The figure in the bundle shifted, lethargic, as the men carried him toward the cage, and the impact when they threw him inside jarred him awake even more. He struggled against the cloth blinding him, but it wasn't until a hand touched lightly upon him that Raziya came fully to his senses. He jerked away from the touch and thrashed, clawing at the heavy canvas until he'd tore free of it all.
The scent of iron overwhelmed him. Bars. A cage. Panic speared through him at being confined to such a small space and he went wild, shoving back from one wall only to ram into the one behind, plowing over someone in the process—he didn't know or care what creature he might be trampling, nor what danger might await out of the cage. He just wanted out!
He kicked at the bars and strained against the door, hissing, spitting. Teeth bared, he began to shift into his panther shape, then froze, still as stone save for the rapid rise and fall of his chest as he panted, contorted within the cage and clutching the bars in a strangle grip. Something had stopped his changing.
Razi reached up to his throat and found there an iron collar. He hissed again, less frantic and more furious now. With the collar in place, he could not transform. That iron collar would choke the panther shape's thicker neck.
"Sure he won't kill the other one? Seems pretty wild."
Razi's eyes found the man who had spoken and he growled at him, drawing laughs from the other humans. He knew what they were seeing. A lanky, humanish thing, clad in only a pare of threadbare trousers cut off at the knee.
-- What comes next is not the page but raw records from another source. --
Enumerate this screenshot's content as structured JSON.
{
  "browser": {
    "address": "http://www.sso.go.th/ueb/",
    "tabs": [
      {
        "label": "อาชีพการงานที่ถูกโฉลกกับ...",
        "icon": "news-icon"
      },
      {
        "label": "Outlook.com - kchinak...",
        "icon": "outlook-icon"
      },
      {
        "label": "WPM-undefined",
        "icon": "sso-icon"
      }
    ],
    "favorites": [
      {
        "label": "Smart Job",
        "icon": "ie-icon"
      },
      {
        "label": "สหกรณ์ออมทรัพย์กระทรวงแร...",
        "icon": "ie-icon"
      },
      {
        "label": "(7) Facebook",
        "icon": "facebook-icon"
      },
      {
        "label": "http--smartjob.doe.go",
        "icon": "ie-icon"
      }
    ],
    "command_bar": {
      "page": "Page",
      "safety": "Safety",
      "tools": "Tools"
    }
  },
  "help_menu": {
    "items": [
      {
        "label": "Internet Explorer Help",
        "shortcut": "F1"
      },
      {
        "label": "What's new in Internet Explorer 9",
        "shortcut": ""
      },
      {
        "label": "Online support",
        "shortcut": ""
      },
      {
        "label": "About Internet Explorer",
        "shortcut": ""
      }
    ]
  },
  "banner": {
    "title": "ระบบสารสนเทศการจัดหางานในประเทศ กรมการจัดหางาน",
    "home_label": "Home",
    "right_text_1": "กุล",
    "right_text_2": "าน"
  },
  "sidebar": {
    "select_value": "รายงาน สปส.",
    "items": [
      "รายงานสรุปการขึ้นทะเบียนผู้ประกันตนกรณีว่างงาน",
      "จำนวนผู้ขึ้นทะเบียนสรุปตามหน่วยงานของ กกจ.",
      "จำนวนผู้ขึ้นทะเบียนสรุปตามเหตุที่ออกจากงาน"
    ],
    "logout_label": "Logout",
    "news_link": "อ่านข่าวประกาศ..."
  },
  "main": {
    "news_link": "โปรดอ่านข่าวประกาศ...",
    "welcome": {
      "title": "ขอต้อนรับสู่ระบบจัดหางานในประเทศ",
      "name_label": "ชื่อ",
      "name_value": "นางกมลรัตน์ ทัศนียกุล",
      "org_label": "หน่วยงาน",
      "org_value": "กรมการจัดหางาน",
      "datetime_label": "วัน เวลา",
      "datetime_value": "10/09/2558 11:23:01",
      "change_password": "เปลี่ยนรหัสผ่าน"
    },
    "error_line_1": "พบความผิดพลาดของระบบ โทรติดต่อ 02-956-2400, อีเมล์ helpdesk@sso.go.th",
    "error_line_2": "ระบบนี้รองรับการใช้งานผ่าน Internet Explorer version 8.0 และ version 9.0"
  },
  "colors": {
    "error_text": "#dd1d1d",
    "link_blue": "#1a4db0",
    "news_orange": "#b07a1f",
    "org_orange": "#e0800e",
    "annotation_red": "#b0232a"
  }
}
Blue-black disheveled hair and sharp teeth. An animal, something they could dominate. Something to entertain them.
One of them hefted his quarterstaff and jabbed through the bars at Razi's ribs. He reacted more violently than he might otherwise have, baring his teeth at the man and swiping at the staff. Oh, they thought that great sport and others joined in, stabbing at him with sticks and staffs, and he thrashed about the cage in a frenzy, playing the animal. Let them think he was a dumb beast. That underestimation had been a boon to him many a time.
As they began to tire of the game and leave off, Razi spared a glance for the other in the cage, and found it odd that it was one of their fellow humans. But he didn't take his attention off his captors for long, glaring at their backs and finally settling down. His head still rang from the blow they'd given him to knock him out, and he bled from the leg where the trap had closed its teeth on him. He seethed, so restless to sate his anger that the pain was but a ghost, barely perceptible to him.